Given that the movie is at least in part a slasher and came out in the late ’80s, unlikeable characters certainly aren’t out of the norm. Most slasher casts in the latter half of the decade were merely placeholders for gory set pieces. What gives StageFright a bit of a boost is the fact that some of these characters at least have some level of self-awareness. Peter, in particular, shows moments of genuine vulnerability, particularly after young ingénue Corinne (Loredana Parrella) is murdered and he takes the blame for putting everyone in danger in the first place. Granted, he continues to be a bit of an egomaniacal prick, but he gives just enough humanity to make you care whether or not he gets killed.
While director Soavi didn’t leverage the theater setting very much to his advantage in terms of character development, he did squeeze every drop of atmosphere out of the location. This is one creepy place, with all kinds of nooks and crannies for a murderous former actor to lurk. Whether it be a closet, a trap door, or even in the scaffolding, the ever-dwindling cast can’t seem to find a safe place to hide. And, of course, we couldn’t have a theater setting without the obligatory “murderer hiding in plain sight” sequence, when Wallace manages to murder poor Corinne in front of the oblivious crew who think it’s all just part of the scene, until, you know, she doesn’t get up. I know this trope has been done to death (tee-hee), but it never fails to be effective for me.
If you’re wondering how Wallace pulled off such a feat without anyone realizing it was him, perhaps now is the time to mention that he raided the costume closet for a giant owl mask before going on his little murder spree. For me, this element plants this movie pretty firmly into slasher territory for me. Gone are the black gloves, and there’s also no real mystery element to the film. We’re not as concerned with who he is so much as how he’s going to dispatch his next victim, which he does in a variety of ways, as this theater is apparently equipped with all manner of deadly tools. Knives, axes, drills, even a chainsaw are used to appropriately gory effect, which begs the question: what the hell was going on at this theater before Wallace even got there?

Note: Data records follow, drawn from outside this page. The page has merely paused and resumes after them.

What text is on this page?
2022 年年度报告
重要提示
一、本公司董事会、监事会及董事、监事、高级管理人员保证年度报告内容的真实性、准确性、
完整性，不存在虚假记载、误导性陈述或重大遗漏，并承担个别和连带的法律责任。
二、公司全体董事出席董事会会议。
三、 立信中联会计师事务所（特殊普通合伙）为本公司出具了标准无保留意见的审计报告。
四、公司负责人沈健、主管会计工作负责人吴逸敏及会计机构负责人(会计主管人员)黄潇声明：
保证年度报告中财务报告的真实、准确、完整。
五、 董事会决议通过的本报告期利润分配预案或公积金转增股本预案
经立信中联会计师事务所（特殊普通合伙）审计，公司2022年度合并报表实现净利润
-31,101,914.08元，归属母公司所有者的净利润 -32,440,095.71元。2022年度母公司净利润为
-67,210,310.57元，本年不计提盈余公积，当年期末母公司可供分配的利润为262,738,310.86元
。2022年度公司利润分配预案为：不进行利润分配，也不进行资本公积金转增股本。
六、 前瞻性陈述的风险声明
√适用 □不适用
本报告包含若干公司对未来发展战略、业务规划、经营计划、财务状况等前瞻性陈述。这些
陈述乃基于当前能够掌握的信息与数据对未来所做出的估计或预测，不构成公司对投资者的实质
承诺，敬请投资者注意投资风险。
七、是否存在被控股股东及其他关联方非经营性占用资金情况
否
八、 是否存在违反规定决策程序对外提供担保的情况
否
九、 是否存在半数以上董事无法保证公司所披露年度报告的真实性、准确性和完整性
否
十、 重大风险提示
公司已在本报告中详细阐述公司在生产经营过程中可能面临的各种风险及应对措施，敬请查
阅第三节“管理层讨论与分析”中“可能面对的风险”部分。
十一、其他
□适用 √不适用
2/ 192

Our owl-visaged killer plows such a fast swath of destruction that we actually find ourselves down to the Final Girl with almost a full half hour of the movie left. I was worried this would make for an overly drawn-out final chase, but in fact Soavi keeps the tension ramped up for the duration with a hell of a sequence that forgoes having our heroine hide in a closet for five-minute stretches. He also once again makes appropriate use of the theater setting, as most slashers tend to stage the corpses of their victims in some kind of gruesome display. In this case, Wallace has the opportunity to do so literally, posing his corpses as various actors in his all-cadaver version of A Streetcar Named Desire.
Overall, while StageFright has some of the same issues that I usually have with Italian horror (have I mentioned that I hate dubbing?) it hits a lot more right notes than wrong ones. It’s a nasty little slasher that leans heavily into its setting to effective use. I’d definitely recommend it to fans of either giallos or slashers, as I think it’s got enough of what makes both subgenres to entertain everyone.